Educational game that demonstrates barter; cash; money-leak from communities and community currencies.
Back in 1985-87 when noone in England had heard of LETS, or any other community currency system, I was giving workshops on LETS around England. People's understanding of money is really ingrained into the psyche and it was really tough trying to get people to understand what it was all about, so I dreamt up the following game.


The basic goals are:

  • To illustrate how money works,
  • And by comparison how LETS (or other community currencies) work.
  • To get participants at a worksop out of their seats and interacting with each other.

It does this by in turn simulating: Barter; Money and Bank loans; Syphoning of money from a community; and think about community currencies.

What you need

  • Enough 4 x 3 cards for each participant.
  • Enough pencils for each participant.
  • Some large sheets of paper, or a whiteboard
  • Markers for the paper (or whiteboard), make sure they are dry-erase markers in case you use a whiteboard.
  • A chair to stand on, and a loud voice to shout over the rabble.
  • A supply of pennies, other small coins, shells or stones, maybe as many as there are participants.

Stage 1 illustrates Barter, the most primitive of exchange systems

  • Hand out the cards, and pencils
  • Ask the participants to write down on the card, skills they have, or stuff they'd be prepared to barter.
    • In this stage, as in all of the rest, I found it worked best to pull one or two people out of the audience and use them as an example before getting everyone to do it.
    • Be prepared to use this stage to deal with people's self-negating beliefs that they have nothing to offer to the community.
  • Get the participants to wander around the room, introducing themselves, and looking at each other's cards for things they might be interested in Bartering.
  • After a few minutes get the people to sit down, and ask what transactions occured.
  • Typically there will be a few transactions, but few will be able to find matches where each has something the other needs.

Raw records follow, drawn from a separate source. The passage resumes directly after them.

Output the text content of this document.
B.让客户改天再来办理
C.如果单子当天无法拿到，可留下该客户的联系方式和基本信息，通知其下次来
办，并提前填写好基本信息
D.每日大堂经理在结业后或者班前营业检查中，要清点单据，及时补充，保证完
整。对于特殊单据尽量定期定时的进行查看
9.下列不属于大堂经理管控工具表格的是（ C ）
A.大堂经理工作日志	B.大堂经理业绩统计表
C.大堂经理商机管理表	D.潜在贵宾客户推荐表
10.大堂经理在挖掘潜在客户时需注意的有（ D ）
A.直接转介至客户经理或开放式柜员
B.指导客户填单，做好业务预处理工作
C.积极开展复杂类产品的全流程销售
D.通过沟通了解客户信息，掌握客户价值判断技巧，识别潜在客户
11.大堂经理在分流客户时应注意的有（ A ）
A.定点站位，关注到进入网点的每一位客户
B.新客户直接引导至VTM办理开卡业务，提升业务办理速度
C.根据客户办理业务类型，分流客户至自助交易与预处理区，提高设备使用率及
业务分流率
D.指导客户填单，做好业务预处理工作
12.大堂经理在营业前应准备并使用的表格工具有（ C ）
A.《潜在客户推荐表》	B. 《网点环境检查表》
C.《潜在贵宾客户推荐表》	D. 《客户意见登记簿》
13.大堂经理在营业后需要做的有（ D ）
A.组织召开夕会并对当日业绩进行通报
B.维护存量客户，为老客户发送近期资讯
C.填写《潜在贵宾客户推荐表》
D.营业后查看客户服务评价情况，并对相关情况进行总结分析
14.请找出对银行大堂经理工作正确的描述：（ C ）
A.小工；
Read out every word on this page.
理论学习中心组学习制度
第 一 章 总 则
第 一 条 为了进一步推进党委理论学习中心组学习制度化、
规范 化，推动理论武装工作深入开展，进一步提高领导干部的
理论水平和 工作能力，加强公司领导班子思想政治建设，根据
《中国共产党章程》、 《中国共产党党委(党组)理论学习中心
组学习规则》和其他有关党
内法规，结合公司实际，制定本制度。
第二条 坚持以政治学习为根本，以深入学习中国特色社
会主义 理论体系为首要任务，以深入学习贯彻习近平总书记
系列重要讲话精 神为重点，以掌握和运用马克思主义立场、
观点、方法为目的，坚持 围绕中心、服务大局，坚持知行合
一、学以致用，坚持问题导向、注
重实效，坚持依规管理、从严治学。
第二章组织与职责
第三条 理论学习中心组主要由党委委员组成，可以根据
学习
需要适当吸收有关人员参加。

Stage 2 illustrates Money and Bank loans

  • Stick up a sheet of paper on a wall and label it "Classifieds"
  • Pick one of the participants from the audience,
  • Pretend to be a bank, and loan him several coins.
  • Ask him what he's looking for - things or services, write it on the board.
  • If someone in the audience can meet that need, then:
    • the first participant should "buy" the good/service from the second,
    • the request should be deleted from the board
    • repeat the process by this person writing down what they need.
  • At this point its useful to draw the audience's attention to the fact that while there is only one unit of money circulating, several transactions have occurred. Its also usefull to explain how governements use control of this "money-supply" to control how fast goods and services circulate.
  • Make several more loans, and allow the audience to interact among themselves.
  • Encourage the audience to use the "Classifieds" board to post hard to find things they want.

Stage 3 illustrates chain-stores and other ways money is drained

  • Pull one of the audience aside,
  • Ask him or her to pretend to be a shop
  • The characteristics of a shop is that it always has whatever someone asks it for
  • The shopkeeper should be meeting people's needs, while accumulating a collection of money.
  • Very quickly as the money supply dries up the flow of other transactions will dry up as well.
  • Stop the game, get the audience to sit down, and ask the audience if they've noticed what has happened, if not then point it out.
  • Find participant one - from the previous stage - ask them to repay the loan. Presuming they can't, reposess their chair (Excuse for gratuitous theatre!)

Stage 4 illustrates community currencies

  • Stick some more paper on the wall.
  • Label the sheet "accounts" draw four columns, and label them "From", "To", "Amount", "Good/Service"
  • Find a volunteer, ask them for something they are looking for, and find a match in the audience.
  • Write up a trade on the board - they go in the From column, the match goes in the To column, negotiate an amount (this works fine if the currency is "dollars" but needs a little explaining if it is "hours".
  • Draw attention to what this means, that the first person owes a debt to the community not to the other person, and that the other person is in credit.
  • Ask the first person what they have to offer, and the second what they are looking for, let them record both these trades themselves.
  • Throw it open to the audience to all participate.
  • That's it, now stop the game and move on to discussion.